Large Language Model Symptom Identification From Clinical Text: Multicenter Study
Published in J Med Internet Res, 2025
Recommended citation: McMurry AJ, Phelan D, Dixon BE, Geva A, Gottlieb D, Jones JR, Terry M, Taylor DE, Callaway H, Manoharan S, Miller T, Olson KL, Mandl KD. Large Language Model Symptom Identification From Clinical Text: Multicenter Study. J Med Internet Res 2025;27:e72984. doi: 10.2196/72984, PMID: 40743494, PMCID: 12313083 https://doi.org/10.2196/72984
Abstract:
Background:
Recognizing patient symptoms is fundamental to medicine, research, and public health. However, symptoms are often underreported in coded formats even though they are routinely documented in physician notes. Large language models (LLMs), noted for their generalizability, could help bridge this gap by mimicking the role of human expert chart reviewers for symptom identification.
Objective:
The primary objective of this multisite study was to measure the accurate identification of infectious respiratory disease symptoms using LLMs instructed to follow chart review guidelines. The secondary objective was to evaluate LLM generalizability in multisite settings without the need for site-specific training, fine-tuning, or customization.
Methods:
Four LLMs were evaluated: GPT-4, GPT-3.5, Llama2 70B, and Mixtral 8×7B. LLM prompts were instructed to take on the role of chart reviewers and follow symptom annotation guidelines when assessing physician notes. Ground truth labels for each note were annotated by subject matter experts. Optimal LLM prompting strategies were selected using a development corpus of 103 notes from the emergency department at Boston Children’s Hospital. The performance of each LLM was measured using a test corpus with 202 notes from Boston Children’s Hospital. The performance of an International Classification of Diseases, Tenth Revision (ICD-10)–based method was also measured as a baseline. Generalizability of the most performant LLM was then measured in a validation corpus of 308 notes from 21 emergency departments in the Indiana Health Information Exchange.
Results:
Symptom identification accuracy was superior for every LLM tested for each infectious disease symptom compared to an ICD-10–based method (F1-score=45.1%). GPT-4 was the highest scoring (F1-score=91.4%; P<.001) and was significantly better than the ICD-10–based method, followed by GPT-3.5 (F1-score=90.0%; P<.001), Llama2 (F1-score=81.7%; P<.001), and Mixtral (F1-score=83.5%; P<.001).
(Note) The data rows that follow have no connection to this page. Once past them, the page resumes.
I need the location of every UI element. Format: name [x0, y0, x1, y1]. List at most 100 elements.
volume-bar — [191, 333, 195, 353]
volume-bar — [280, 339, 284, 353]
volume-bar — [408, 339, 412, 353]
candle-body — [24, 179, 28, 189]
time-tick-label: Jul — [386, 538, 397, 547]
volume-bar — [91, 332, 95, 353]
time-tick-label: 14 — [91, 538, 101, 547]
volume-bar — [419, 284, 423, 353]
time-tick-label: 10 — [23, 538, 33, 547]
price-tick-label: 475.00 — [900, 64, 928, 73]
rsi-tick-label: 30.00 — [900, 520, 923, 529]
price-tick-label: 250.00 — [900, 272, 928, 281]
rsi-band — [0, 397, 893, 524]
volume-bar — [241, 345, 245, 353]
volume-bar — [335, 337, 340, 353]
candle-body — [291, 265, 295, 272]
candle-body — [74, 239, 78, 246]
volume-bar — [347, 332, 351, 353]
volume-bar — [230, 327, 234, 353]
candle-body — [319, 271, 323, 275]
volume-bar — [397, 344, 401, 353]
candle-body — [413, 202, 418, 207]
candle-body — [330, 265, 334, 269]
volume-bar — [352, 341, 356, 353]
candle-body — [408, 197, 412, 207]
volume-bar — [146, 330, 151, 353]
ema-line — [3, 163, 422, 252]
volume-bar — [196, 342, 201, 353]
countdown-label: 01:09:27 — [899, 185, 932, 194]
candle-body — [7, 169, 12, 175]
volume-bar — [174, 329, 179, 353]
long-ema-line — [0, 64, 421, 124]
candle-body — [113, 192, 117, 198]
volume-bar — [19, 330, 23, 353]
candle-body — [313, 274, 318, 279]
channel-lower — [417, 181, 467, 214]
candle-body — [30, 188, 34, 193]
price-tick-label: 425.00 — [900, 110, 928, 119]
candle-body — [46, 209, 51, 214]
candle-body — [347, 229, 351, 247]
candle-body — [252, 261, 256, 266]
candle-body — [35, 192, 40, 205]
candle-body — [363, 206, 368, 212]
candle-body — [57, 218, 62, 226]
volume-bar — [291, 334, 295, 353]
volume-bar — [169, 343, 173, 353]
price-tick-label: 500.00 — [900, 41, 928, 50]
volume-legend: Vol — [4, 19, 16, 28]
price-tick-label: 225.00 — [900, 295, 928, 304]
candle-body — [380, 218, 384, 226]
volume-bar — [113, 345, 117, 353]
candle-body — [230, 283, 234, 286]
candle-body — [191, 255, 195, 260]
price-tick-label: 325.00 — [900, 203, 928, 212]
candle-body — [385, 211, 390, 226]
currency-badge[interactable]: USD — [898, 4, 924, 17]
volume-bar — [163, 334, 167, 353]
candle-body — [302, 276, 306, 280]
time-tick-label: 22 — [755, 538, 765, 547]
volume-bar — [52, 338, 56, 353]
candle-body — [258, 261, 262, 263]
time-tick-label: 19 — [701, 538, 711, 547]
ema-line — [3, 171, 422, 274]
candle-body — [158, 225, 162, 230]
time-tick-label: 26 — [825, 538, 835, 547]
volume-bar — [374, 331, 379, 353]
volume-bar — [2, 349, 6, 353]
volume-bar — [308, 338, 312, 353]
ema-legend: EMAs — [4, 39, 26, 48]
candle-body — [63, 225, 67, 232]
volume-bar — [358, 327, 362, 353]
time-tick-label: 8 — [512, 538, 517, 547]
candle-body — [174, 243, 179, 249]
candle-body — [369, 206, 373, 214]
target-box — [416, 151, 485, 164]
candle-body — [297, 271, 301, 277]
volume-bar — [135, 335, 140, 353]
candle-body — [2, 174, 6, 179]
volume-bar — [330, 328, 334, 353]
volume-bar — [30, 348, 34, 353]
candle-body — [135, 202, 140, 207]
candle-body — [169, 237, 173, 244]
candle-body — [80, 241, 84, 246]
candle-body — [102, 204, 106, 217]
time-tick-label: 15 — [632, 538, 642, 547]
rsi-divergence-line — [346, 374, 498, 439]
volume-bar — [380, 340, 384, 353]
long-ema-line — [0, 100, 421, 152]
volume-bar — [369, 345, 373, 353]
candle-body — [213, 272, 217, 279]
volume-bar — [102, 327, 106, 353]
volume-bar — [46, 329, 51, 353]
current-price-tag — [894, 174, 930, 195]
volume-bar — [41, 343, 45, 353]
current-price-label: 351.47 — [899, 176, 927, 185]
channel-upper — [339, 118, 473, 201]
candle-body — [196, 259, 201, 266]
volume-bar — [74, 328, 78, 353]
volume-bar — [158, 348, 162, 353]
For the validation corpus, performance of the ICD-10–based method decreased (F1-score=26.9%), while GPT-4 increased (F1-score=94.0%), demonstrating better generalizability using GPT-4 (P<.001).
Conclusions:
LLMs significantly outperformed an ICD-10–based method for respiratory symptom identification in emergency department electronic health records. GPT-4 demonstrated the highest accuracy and generalizability, suggesting that LLMs may augment or replace traditional approaches. LLMs can be instructed to mimic human chart reviewers with high accuracy. Future work should assess broader symptom types and health care settings.